En Suède, le ministre de l'Intérieur, Anders Ygeman, a estimé qu'entre 60.000 et 80.000 demandeurs d'asile enregistrés l'an dernier seraient déboutés et expulsés, soit près d'un requérant sur deux.

La Finlande compte de son côté expulser 20.000 des 32.000 demandeurs arrivés dans le pays l'an dernier, conformément au taux habituel de rejet qui se monte à 65%, selon la chef de cabinet du ministre de l'Intérieur, Païvi Nerg, interrogée par l'AFP.

Les procédures sont conformes à la jurisprudence de la Cour européenne des droits de l'homme (CEDH) qui interdit les expulsions collectives de migrants, sauf s'ils ont fait l'objet d'un examen individuel au préalable, font valoir les deux capitales nordiques.

"Nous devons nous occuper du mieux possible de ceux qui peuvent rester, mais ceux qui reçoivent une réponse négative doivent repartir", a justifié pour la Suède le chef du gouvernement Stefan Löfven, critiqué pour son laxisme après le meurtre lundi par un jeune de 15 ans d'une éducatrice qui travaillait seule dans un foyer pour mineurs.

Sur les quelque 58.800 dossiers traités l'an dernier par l'Office suédois des migrations, 55% ont été acceptés, moyenne sur laquelle se fonde le gouvernement.

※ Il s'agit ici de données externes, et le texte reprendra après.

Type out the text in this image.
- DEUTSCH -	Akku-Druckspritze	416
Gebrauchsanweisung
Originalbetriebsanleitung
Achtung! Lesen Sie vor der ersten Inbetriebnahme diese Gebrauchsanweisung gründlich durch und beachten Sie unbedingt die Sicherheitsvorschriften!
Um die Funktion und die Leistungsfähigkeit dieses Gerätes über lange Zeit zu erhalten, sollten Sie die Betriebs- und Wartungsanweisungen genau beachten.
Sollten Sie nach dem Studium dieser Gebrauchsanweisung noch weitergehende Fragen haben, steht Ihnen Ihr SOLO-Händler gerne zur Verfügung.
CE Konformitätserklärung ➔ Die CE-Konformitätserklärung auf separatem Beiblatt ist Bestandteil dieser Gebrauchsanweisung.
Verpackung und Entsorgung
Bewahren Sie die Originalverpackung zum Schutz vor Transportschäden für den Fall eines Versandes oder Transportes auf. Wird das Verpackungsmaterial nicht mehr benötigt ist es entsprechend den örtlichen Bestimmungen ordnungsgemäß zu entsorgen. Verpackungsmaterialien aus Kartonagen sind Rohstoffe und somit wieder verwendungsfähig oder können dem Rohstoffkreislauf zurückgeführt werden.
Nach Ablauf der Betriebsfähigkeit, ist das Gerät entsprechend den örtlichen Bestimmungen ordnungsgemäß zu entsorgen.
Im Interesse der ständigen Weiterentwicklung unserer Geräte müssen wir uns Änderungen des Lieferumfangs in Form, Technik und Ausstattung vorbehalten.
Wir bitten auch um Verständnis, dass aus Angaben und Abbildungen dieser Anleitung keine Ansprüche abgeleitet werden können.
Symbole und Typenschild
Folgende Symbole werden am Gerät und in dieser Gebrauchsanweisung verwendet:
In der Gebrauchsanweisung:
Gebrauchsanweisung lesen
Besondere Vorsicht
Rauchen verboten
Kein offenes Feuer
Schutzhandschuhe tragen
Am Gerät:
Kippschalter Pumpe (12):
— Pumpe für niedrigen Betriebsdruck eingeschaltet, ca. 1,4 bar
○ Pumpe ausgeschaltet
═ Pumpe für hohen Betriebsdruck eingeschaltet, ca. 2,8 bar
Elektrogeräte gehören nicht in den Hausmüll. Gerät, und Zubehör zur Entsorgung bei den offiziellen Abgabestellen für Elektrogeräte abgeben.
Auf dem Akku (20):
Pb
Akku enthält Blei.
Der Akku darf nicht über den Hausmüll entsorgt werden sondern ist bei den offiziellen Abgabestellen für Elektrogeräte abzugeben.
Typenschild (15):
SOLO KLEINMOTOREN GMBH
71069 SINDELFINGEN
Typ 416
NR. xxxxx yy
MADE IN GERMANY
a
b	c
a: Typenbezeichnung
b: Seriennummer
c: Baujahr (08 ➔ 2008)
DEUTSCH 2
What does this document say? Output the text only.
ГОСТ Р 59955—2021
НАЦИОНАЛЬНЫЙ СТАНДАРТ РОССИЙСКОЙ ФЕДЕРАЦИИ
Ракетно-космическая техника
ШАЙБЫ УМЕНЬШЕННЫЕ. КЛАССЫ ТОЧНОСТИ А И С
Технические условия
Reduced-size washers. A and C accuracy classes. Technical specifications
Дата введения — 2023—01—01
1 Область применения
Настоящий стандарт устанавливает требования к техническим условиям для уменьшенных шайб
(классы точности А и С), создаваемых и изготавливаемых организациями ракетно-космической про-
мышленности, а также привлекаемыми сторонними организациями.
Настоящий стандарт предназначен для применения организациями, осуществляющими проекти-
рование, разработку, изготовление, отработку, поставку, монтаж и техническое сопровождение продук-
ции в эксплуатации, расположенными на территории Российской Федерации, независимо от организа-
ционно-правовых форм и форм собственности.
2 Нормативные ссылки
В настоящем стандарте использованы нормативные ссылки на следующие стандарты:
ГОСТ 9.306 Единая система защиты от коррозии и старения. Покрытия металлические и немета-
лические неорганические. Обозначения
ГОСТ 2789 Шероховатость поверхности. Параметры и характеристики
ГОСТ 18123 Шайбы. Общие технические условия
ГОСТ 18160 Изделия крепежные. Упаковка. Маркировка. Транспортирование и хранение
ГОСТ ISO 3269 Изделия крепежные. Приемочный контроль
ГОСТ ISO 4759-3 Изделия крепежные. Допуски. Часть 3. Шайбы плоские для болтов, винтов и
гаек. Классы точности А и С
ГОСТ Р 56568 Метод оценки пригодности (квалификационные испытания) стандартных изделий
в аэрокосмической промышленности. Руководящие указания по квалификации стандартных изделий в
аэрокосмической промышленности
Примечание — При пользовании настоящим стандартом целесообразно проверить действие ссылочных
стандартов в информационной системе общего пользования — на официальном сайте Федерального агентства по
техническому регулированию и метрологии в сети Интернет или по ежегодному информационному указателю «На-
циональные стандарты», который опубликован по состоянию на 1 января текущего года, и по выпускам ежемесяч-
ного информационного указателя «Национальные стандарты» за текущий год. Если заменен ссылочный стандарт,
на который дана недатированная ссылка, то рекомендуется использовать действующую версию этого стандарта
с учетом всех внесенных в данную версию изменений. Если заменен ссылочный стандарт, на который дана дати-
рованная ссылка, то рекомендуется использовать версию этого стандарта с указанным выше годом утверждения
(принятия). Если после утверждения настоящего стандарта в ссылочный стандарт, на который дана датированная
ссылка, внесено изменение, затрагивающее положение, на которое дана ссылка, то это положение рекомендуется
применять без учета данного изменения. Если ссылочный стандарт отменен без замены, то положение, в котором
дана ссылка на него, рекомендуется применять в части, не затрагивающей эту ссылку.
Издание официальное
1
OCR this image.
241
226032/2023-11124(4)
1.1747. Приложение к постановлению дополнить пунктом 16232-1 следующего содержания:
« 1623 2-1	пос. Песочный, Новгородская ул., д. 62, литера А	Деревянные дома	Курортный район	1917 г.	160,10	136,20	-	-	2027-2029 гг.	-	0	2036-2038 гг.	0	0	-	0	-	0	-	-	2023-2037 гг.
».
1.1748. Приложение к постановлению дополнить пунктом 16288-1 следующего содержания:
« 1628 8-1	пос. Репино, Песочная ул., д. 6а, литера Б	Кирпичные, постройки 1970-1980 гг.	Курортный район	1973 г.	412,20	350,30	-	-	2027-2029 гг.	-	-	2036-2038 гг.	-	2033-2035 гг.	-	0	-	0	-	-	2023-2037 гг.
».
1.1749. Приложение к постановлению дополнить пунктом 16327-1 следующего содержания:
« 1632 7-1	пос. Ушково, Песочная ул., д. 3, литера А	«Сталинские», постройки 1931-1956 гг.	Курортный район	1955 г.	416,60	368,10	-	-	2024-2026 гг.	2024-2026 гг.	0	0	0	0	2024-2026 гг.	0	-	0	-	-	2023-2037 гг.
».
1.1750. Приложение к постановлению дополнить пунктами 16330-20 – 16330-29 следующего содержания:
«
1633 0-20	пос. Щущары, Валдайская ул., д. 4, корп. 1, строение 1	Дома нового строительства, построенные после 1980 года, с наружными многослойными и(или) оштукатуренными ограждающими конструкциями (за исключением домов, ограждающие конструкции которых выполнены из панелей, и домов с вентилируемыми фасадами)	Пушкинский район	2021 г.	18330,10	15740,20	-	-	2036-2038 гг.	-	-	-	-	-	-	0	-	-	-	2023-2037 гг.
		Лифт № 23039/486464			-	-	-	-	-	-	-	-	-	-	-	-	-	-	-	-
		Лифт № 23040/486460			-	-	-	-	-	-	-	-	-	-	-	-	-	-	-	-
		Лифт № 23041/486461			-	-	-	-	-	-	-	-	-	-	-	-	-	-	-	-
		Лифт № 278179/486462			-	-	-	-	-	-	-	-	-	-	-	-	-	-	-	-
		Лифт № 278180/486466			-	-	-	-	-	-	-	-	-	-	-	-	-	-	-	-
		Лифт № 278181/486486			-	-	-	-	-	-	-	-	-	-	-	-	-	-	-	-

Mais les ambitions affichées se heurtent à une difficulté: plus de 40.000 déboutés ont disparu dans la nature entre 2010 et 2015.

Migrants contre réfugiés

Aux Pays-Bas, le chef de file du Parti travailliste (PvdA) Diederick Samsom a révélé au quotidien De Volkskrant le projet visant à renvoyer les derniers migrants arrivés clandestinement en Grèce en échange de l'accueil dans l'UE de 250.000 réfugiés restés en Turquie.

Ce projet est examiné en collaboration avec des partis politiques dans 10 pays, dont l'Autriche, l'Allemagne et la Suède, selon M. Samsom. Il pourrait néanmoins être contraire à la Convention de Genève et aux politiques européennes, a assuré à l'AFP un porte-parole de la Commission européenne.

Amnesty International a critiqué l'idée. "Un plan d'accueil à grande échelle pour les réfugiés en Turquie est une bonne idée mais le rendre conditionnel au retour rapide de ceux traversant les frontières de manière illégale revient à faire du troc avec des vies humaines", a affirmé John Dalhuisen, le directeur de l'ONG pour l'Europe.

Plus d'un million de migrants, dont un nombre important de Syriens fuyant le conflit qui ravage leur pays, sont entrés en Europe en 2015, provoquant la plus grande crise migratoire sur le continent depuis la Seconde Guerre mondiale.

52.868 sont arrivés en janvier, dont 50.668 en Grèce, selon le HCR.